There are nearly ~10K rows in the dataset. For this dataset, I want to add columns for average population for each quarter of years from 2000 to 2016.

I wrote a function to apply to the dataframe as below -

import numpy as np
def quarterize(row):
   quarter_to_months_map = {
      'q1' : ['01', '02', '03'],
      'q2' : ['04', '05', '06'],
      'q3' : ['07', '08', '09'],
      'q4' : ['10', '11', '12']
   }
   for year in range(2000, 2017):
      year = '{}'.format(year)
      for quarter in quarter_to_months_map.keys():
          values = []
          for month in quarter_to_months_map[quarter]:
             values.append(row['{}-{}'.format(year, month)])
          row['{}{}'.format(year, quarter)] = np.nanmean(values)
      return row

df = df.apply(quarterize, axis = 1)

This works fine but smaller datasets but the ~10K dataset, this would take ~10 min. Is there a way to make this more efficient and much faster?

1 Answer 1

1

Yes. Never operate on rows, operate on columns instead.

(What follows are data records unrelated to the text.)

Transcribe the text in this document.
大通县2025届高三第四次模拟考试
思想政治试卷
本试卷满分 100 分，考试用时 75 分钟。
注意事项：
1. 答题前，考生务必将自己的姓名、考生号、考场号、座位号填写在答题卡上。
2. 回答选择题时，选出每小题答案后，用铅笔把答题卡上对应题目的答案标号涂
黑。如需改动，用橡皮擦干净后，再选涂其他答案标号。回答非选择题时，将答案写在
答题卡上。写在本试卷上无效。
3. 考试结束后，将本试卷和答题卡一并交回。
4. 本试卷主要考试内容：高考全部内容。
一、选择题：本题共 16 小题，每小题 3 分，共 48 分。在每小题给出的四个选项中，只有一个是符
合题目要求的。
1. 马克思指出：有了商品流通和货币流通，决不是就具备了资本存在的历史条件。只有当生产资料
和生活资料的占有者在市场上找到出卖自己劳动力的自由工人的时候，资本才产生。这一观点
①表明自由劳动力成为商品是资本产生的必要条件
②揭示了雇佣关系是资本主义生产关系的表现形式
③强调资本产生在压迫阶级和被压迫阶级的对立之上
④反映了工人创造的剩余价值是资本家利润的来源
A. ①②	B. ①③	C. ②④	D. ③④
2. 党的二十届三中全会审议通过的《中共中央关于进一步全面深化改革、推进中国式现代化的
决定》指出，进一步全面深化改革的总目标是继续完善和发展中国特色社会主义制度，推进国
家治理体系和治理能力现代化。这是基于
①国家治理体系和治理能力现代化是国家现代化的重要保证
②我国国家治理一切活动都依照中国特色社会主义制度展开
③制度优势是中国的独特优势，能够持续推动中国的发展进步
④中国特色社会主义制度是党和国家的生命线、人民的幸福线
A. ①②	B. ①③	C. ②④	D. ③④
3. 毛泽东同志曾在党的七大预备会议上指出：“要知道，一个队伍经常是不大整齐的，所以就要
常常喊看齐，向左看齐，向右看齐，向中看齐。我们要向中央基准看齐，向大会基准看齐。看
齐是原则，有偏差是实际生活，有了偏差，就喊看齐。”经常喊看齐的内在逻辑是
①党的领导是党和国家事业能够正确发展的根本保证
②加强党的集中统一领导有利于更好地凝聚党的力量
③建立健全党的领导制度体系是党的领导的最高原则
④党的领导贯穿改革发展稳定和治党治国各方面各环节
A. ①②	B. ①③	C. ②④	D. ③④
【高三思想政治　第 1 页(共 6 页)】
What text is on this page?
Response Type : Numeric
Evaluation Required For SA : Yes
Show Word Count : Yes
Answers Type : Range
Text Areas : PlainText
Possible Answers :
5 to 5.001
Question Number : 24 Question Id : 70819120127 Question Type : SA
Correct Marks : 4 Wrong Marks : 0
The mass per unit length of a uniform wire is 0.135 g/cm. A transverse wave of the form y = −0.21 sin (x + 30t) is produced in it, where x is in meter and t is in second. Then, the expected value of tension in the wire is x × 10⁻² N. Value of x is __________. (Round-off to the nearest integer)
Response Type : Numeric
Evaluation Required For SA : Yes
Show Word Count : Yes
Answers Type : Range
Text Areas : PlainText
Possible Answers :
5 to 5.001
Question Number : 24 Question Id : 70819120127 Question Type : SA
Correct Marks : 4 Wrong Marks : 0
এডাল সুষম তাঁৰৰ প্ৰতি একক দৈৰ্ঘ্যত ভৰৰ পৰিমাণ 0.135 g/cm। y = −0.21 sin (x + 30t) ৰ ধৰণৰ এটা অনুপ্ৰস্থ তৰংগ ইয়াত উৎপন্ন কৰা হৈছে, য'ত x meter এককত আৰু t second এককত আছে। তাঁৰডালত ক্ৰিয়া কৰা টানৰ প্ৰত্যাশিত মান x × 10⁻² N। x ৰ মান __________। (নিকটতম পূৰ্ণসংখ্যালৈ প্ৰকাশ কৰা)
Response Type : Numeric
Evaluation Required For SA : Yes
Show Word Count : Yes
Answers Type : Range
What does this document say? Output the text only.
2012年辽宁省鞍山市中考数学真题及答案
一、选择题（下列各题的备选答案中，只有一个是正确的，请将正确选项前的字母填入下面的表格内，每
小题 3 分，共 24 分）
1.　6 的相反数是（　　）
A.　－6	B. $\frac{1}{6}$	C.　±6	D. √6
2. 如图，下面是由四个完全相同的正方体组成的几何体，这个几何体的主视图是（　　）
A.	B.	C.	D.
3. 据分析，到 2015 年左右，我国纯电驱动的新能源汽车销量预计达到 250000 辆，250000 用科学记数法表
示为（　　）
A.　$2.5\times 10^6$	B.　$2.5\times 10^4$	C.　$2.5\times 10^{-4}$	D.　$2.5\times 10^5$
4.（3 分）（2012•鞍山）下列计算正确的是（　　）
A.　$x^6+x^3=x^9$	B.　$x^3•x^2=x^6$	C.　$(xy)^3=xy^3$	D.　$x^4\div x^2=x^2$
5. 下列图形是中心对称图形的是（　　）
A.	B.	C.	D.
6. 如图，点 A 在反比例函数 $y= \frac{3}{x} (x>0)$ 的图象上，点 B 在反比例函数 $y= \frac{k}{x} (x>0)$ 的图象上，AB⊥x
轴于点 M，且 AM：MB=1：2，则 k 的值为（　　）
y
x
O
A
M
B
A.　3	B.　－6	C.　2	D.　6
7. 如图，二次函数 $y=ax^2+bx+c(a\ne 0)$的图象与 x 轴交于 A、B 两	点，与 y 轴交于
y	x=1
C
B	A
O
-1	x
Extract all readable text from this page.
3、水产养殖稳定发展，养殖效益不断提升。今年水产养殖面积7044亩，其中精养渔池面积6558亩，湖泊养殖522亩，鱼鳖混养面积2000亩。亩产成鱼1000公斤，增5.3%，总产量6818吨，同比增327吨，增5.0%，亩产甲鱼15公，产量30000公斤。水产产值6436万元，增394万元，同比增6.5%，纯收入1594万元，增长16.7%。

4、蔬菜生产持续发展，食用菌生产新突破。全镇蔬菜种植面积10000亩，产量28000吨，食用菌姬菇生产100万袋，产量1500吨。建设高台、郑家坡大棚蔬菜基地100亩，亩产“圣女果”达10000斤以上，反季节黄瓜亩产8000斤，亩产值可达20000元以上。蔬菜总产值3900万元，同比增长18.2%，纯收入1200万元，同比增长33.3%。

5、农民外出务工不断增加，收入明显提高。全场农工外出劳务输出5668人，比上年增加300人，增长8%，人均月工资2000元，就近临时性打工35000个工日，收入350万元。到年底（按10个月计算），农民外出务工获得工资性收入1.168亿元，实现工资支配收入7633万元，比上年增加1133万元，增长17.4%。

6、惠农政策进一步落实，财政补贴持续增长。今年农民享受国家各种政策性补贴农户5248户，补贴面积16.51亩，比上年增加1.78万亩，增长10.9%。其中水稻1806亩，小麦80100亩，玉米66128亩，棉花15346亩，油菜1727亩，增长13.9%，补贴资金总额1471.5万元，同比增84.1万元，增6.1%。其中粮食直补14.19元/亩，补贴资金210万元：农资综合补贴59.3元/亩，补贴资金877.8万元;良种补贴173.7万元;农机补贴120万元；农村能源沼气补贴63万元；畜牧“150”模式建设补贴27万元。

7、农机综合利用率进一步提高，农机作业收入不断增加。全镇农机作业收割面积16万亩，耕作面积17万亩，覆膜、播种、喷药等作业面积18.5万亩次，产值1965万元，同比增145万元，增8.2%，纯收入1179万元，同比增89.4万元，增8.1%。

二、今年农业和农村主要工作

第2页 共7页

Something along the lines of:

import numpy as np
import pandas as pd
import random

df = pd.DataFrame([[random.randint(150, 300) for x in range(12 * 10)] for _ in range(1000)],
                 columns=['{}-{:02d}'.format(year, month) for month in range(1,13) for year in range(2000, 2010)])

quarter_to_months_map = {
      'q1' : ['01', '02', '03'],
      'q2' : ['04', '05', '06'],
      'q3' : ['07', '08', '09'],
      'q4' : ['10', '11', '12']
   }

for year in range(2000, 2010):
    for quarter, months in quarter_to_months_map.items():
        months = ['{}-{}'.format(year, month) for month in months]
        df['{}{}'.format(year, quarter)] = df[months].mean(axis=1)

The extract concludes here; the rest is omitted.